See the first statement of yours I quoted. If you struggle with this as an experienced dev and can't lead on the matter by practice, how could you expect a junior dev to not struggle much more in the same shoes? This seems like something you address after dealing with your own shortcomings in your reliance on AI-provided solutions you do not comprehend fully.

> Have you experienced skill atrophy or decreased ownership since adopting AI tools?

Absolutely the opposite. I have made so much progress in areas I was struggling to overcome a lack of understanding. AI does not tire of discussing different angles, metaphors for understanding, etc. There's no reason to not understand AI, it will walk you through it to the point it points out its own errors sometimes.

> What practices help you preserve deep understanding while still leveraging AI speed?
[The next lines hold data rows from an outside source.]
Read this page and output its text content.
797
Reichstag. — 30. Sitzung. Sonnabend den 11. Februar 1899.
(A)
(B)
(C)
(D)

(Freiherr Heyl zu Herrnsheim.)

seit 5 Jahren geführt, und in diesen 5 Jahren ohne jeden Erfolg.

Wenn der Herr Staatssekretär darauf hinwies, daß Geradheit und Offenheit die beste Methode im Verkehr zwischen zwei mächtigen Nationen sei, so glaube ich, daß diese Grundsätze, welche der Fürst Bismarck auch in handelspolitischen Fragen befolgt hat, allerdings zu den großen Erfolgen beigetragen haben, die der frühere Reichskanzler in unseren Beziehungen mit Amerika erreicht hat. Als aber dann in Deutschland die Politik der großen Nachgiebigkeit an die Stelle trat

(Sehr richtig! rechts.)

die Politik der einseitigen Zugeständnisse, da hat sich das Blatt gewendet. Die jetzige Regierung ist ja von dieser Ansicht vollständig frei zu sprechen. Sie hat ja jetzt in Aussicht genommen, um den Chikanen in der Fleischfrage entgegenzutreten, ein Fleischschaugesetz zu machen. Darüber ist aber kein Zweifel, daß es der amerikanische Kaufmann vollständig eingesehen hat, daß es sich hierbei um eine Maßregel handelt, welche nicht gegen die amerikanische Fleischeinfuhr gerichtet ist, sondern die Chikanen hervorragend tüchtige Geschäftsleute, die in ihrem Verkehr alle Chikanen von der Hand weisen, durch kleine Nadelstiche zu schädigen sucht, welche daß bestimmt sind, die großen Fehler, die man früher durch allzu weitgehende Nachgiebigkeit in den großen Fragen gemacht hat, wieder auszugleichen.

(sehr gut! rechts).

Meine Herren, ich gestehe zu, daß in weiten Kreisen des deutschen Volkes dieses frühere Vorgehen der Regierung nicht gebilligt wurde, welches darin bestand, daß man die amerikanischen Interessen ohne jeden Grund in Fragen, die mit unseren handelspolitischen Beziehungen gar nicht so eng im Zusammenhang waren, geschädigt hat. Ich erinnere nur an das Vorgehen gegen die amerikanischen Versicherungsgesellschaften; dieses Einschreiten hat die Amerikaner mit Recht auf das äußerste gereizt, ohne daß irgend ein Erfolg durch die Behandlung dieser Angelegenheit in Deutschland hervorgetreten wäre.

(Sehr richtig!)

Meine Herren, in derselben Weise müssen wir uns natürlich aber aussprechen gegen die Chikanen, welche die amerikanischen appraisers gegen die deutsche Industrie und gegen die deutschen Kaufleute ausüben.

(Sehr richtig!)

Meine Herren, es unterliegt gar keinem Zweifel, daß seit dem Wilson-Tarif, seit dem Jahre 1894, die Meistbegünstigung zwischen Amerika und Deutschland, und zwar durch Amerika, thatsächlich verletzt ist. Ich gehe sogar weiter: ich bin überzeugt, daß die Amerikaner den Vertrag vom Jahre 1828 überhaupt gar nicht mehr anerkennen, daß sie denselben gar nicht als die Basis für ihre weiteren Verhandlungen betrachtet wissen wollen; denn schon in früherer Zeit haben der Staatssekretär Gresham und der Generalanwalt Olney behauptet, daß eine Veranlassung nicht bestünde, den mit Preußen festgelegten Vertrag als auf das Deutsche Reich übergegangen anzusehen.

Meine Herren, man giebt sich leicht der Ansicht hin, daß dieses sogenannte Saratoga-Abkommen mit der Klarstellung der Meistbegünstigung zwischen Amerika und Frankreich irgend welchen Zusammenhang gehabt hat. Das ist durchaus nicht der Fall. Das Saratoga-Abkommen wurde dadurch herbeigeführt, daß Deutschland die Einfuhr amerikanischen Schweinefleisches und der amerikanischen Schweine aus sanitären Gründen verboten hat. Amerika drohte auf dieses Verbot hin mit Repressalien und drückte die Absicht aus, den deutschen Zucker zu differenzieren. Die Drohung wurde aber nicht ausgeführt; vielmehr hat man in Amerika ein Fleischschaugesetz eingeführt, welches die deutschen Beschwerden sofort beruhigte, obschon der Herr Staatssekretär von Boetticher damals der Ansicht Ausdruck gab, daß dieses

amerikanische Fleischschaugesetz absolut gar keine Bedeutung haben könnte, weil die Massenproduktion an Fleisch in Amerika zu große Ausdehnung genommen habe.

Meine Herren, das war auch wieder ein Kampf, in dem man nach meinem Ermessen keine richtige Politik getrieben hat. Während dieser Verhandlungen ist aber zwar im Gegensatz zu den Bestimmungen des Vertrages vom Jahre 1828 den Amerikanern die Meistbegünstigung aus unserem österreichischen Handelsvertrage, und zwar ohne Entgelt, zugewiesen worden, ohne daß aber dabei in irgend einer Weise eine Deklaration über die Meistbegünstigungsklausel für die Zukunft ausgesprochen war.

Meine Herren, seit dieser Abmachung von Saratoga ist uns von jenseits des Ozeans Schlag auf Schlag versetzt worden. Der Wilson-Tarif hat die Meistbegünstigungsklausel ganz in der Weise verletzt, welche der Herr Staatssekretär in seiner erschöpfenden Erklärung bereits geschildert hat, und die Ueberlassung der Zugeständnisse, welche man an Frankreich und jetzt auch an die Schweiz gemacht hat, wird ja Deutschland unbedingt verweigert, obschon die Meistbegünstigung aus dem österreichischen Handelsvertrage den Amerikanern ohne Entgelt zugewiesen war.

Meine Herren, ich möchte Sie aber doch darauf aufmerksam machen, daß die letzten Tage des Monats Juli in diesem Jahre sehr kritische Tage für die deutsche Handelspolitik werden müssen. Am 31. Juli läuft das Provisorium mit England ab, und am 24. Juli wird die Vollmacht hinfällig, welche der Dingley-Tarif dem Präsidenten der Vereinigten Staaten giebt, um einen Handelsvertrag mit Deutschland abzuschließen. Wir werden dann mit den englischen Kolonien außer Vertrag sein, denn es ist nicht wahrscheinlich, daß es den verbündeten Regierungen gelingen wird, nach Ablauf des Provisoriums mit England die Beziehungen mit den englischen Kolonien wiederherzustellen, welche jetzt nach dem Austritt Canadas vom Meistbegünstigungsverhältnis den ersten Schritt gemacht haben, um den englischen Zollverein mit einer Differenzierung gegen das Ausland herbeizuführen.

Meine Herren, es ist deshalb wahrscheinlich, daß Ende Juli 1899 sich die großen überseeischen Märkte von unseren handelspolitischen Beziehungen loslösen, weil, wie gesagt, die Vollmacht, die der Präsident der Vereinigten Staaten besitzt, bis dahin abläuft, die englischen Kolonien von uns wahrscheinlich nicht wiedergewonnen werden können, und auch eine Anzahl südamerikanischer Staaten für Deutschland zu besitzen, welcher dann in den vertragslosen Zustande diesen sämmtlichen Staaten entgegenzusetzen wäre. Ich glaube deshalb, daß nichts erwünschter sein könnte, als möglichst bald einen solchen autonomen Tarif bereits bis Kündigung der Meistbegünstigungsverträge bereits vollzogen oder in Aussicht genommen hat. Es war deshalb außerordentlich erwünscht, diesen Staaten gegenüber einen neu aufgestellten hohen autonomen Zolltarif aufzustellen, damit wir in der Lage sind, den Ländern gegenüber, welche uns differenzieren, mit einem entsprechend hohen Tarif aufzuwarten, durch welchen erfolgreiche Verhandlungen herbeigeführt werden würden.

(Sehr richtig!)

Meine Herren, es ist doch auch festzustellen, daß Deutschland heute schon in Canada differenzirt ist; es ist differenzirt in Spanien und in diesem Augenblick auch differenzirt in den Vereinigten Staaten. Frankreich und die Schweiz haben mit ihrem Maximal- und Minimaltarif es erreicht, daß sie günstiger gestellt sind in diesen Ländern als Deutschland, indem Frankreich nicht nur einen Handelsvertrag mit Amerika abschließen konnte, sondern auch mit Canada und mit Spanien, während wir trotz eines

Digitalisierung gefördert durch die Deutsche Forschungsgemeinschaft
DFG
Take copious notes on a whiteboard or paper. Do not take these notes digitally. You will not retain information you copy and paste from AI, you must have a physical note taking process where you synthesize the essentials and deal with them. After you have made paper/whiteboard notes, you can distill them into digital notes (do not directly retype them, summarize and clarify and make the digitized note concise)

> Should we treat AI copilots as “draft generators” or as true programming partners?

Work with AI like you'd share a project with an intern: you're in charge. You keep it on track, redirect it when it is off-course, and have it explain the decisions it makes. The more I treat AI like an intern the happier I have been with the experience, too.

scarface_74•7mo ago
Yes.

I’ve been programming a long time…

But between my not programming every day and it becoming less of my day job and now using LLMs for most of my day to day green field work, my coding skills have dropped dramatically.

I know that if I ever wanted to get another purer software development job, it would take months of practice. Luckily, I have a year’s expenses in savings outside of retirement to give me a runway to get interview ready if I lost my job.